Franciscan and the state settled in August 2018, with Franciscan agreeing to pay $80,000 and to comply with specified HIPAA regulations regarding Franciscan’s policies and procedures, including implementing policies and procedures relating to information access monitoring and responses to security incidents.
The next month, Franciscan sued Padgett for breach of contract, breach of fiduciary duty, negligence and indemnification claims. It sought an order that Padgett pay the $80,000 Franciscan had paid to settle the HIPAA lawsuit.

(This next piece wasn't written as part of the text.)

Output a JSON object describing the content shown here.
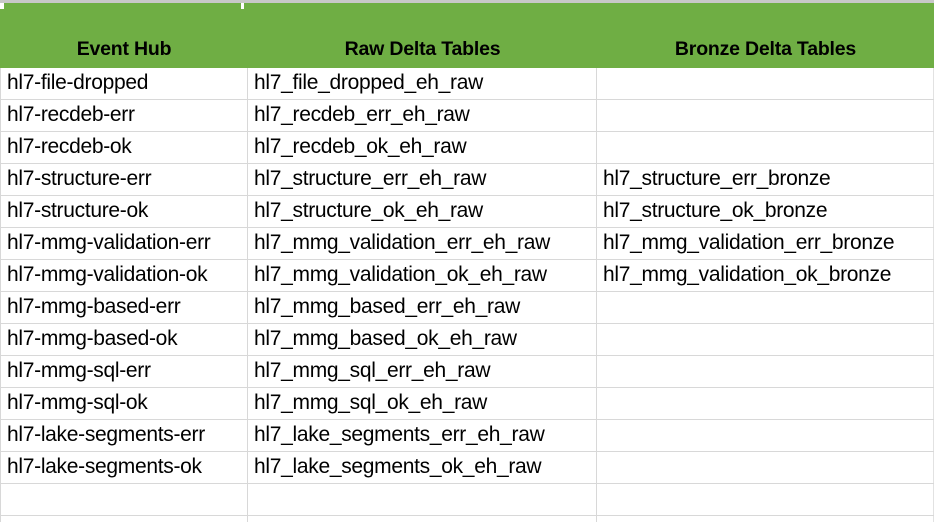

The Marion Superior Court denied Franciscan’s summary judgment motion and granted Padgett’s summary judgment motion on all of Franciscan’s claims. However, it did deny Padgett’s motion for summary judgment on her counterclaim that Franciscan brought an allegedly frivolous lawsuit and entered judgment for Franciscan on that claim.
The Court of Appeals of Indiana partially affirmed and reversed in Franciscan Alliance, Inc. v. Christina A. Padgett, 21A-PL-1738, finding first that the trial court erred in granting Padgett summary judgment and denying it to Franciscan on the issue of timeliness. The COA held that Franciscan’s claims did not accrue and that the statute of limitations did not begin to run until August 2018, at the earliest.
“Even assuming, arguendo, the existence of a contract and the existence of a duty owed by Padgett to Franciscan, summary judgment is not appropriate because there are genuine issues of material fact regarding whether Padgett breached the contract and/or her common law duty,” Judge L. Mark Bailey wrote for the COA.
“The Agreement between Padgett and Franciscan states that Padgett will access confidential information only for ‘legitimate business purposes.’ However, neither the document itself nor any of the designated evidence establish the meaning of that term,” Bailey continued.
The appellate court also concluded that neither party designated evidence establishing whether Padgett was authorized to access the confidential patient information at issue or, if not, whether her unauthorized actions caused the damages Franciscan incurred in the state’s HIPAA lawsuit against it.
“Therefore, as to Franciscan’s contract, tort, and indemnification claims, we affirm denial of summary judgment for Franciscan, reverse summary judgment in favor of Padgett, and remand for further proceedings consistent with this decision,” the court concluded.